If you had no access to a clinic or hospital of any kind, would you live your life differently than you do now? Would you try to maintain a healthier lifestyle, or learn more about how to take care of your own health?
Jim Krauss, president of Sentara Rockingham Memorial Hospital Medical Center, wishes Americans would take more responsibility for their health, as if there were no doctors. Of course, people should visit their physicians when their medical concerns are serious and out of their hands, said Krauss at a recent Suter Science Seminar held at Eastern Mennonite University (EMU).
Krauss’s first experience with healthcare was in a rural town in Paraguay, San Joaquin. His goal as a Peace Corps volunteer in the early 1980s was to identify and address health concerns in the community. He found an ignorance of germ theory, lack of hand washing, poor nutrition and hydration, unclean water, disease outbreaks, and uneducated midwives.
In San Joaquin, an hour by bus from the nearest market town, there were no doctors, and transportation was dependent on horses, donkeys, and dirt roads. Krauss was not a healthcare professional. How, then, could he address all these concerns?

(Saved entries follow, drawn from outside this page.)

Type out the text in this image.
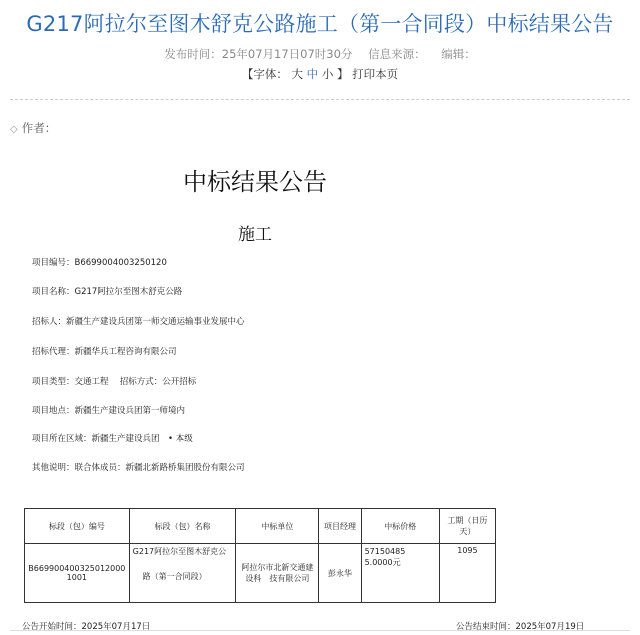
G217阿拉尔至图木舒克公路施工（第一合同段）中标结果公告
发布时间：25年07月17日07时30分 信息来源： 编辑：
【字体： 大 中 小 】 打印本页
◇ 作者：
中标结果公告
施工
项目编号：B66990040032501​20
项目名称：G217阿拉尔至图木舒克公路
招标人：新疆生产建设兵团第一师交通运输事业发展中心
招标代理：新疆华兵工程咨询有限公司
项目类型：交通工程　 招标方式：公开招标
项目地点：新疆生产建设兵团第一师境内
项目所在区域：新疆生产建设兵团　• 本级
其他说明：联合体成员：新疆北新路桥集团股份有限公司
标段（包）编号	标段（包）名称	中标单位	项目经理	中标价格	工期（日历天）
B66990040032501200​01001	G217阿拉尔至图木舒克公
路（第一合同段）	阿拉尔市北新交通建设科　技有限公司	彭永华	57150485　5.0000元	1095
公告开始时间：2025年07月17日	公告结束时间：2025年07月19日
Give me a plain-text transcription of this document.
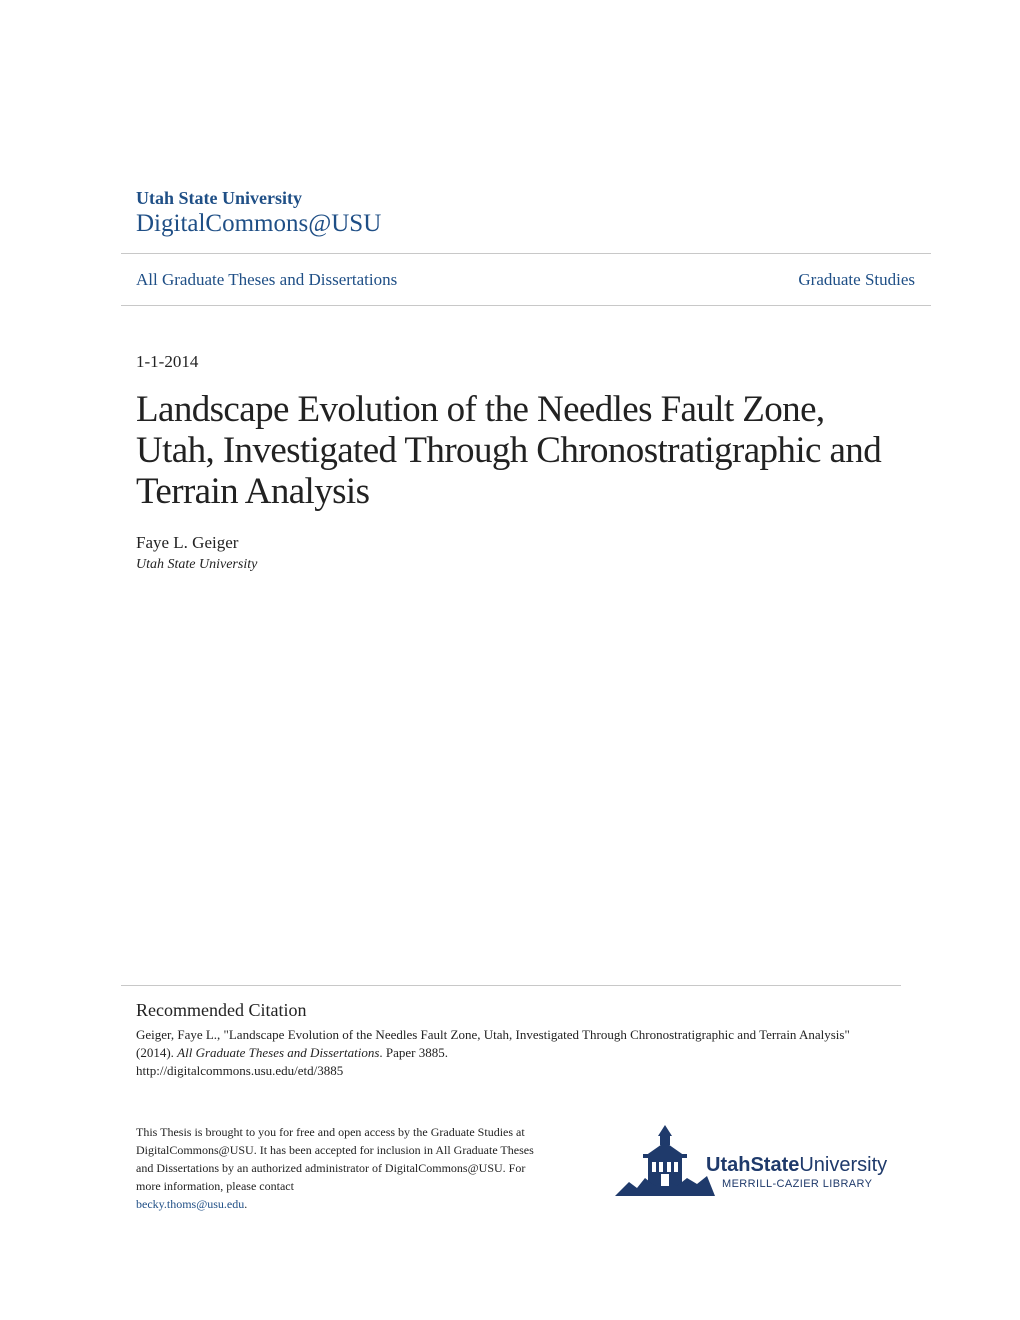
Utah State University
DigitalCommons@USU
All Graduate Theses and Dissertations	Graduate Studies
1-1-2014
Landscape Evolution of the Needles Fault Zone, Utah, Investigated Through Chronostratigraphic and Terrain Analysis
Faye L. Geiger
Utah State University
Recommended Citation
Geiger, Faye L., "Landscape Evolution of the Needles Fault Zone, Utah, Investigated Through Chronostratigraphic and Terrain Analysis" (2014). All Graduate Theses and Dissertations. Paper 3885.
http://digitalcommons.usu.edu/etd/3885
This Thesis is brought to you for free and open access by the Graduate Studies at DigitalCommons@USU. It has been accepted for inclusion in All Graduate Theses and Dissertations by an authorized administrator of DigitalCommons@USU. For more information, please contact
becky.thoms@usu.edu.
UtahStateUniversity
MERRILL-CAZIER LIBRARY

In part, Krauss depended on a book titled Where There is No Doctor, a book in constant print with updated editions since the 1970s. While this book could not replace a professional when it came to cases requiring specific knowledge and expertise, it did teach the basics of self-care.
Krauss was able to improve community health through education about germs and hygiene and through working with a team of volunteers on such projects as building a cement cistern to keep animals out of the public water supply.
When Krauss came back to the United States after two years in Paraguay, he worked in several hospitals in Florida before coming to Sentara Rockingham Memorial Hospital Medical Center in Virginia. He also serves on the EMU Commission for the Sciences.
In Paraguay, people were often able to improve their health “without having a physician present, without having the government authorize or condone a particular activity,” said Krauss. In the United States, the same is often true. Krauss listed several things under the control of ordinary people that affect health, including daily blood sugar tests for diabetics, awareness of sexually transmitted infections, diet, and exercise.
Krauss attributed part of the increase in healthcare costs to lack of individual responsibility, citing obesity and teen pregnancy as examples. He asked if it was “part of our American society that we shed personal responsibility… and then expect the doctor to bring us back to health.”
Krauss spoke as part of EMU’s Suter Science Seminar series. Lectures are presented by experts in their field and are free and open to the public. Joseph Brewer, associate dean for research at Liberty University College of Osteopathic Medicine, will speak March 20 at 4 p.m. about how B lymphocytes, cells that protect the body from infections, learn to recognize invaders.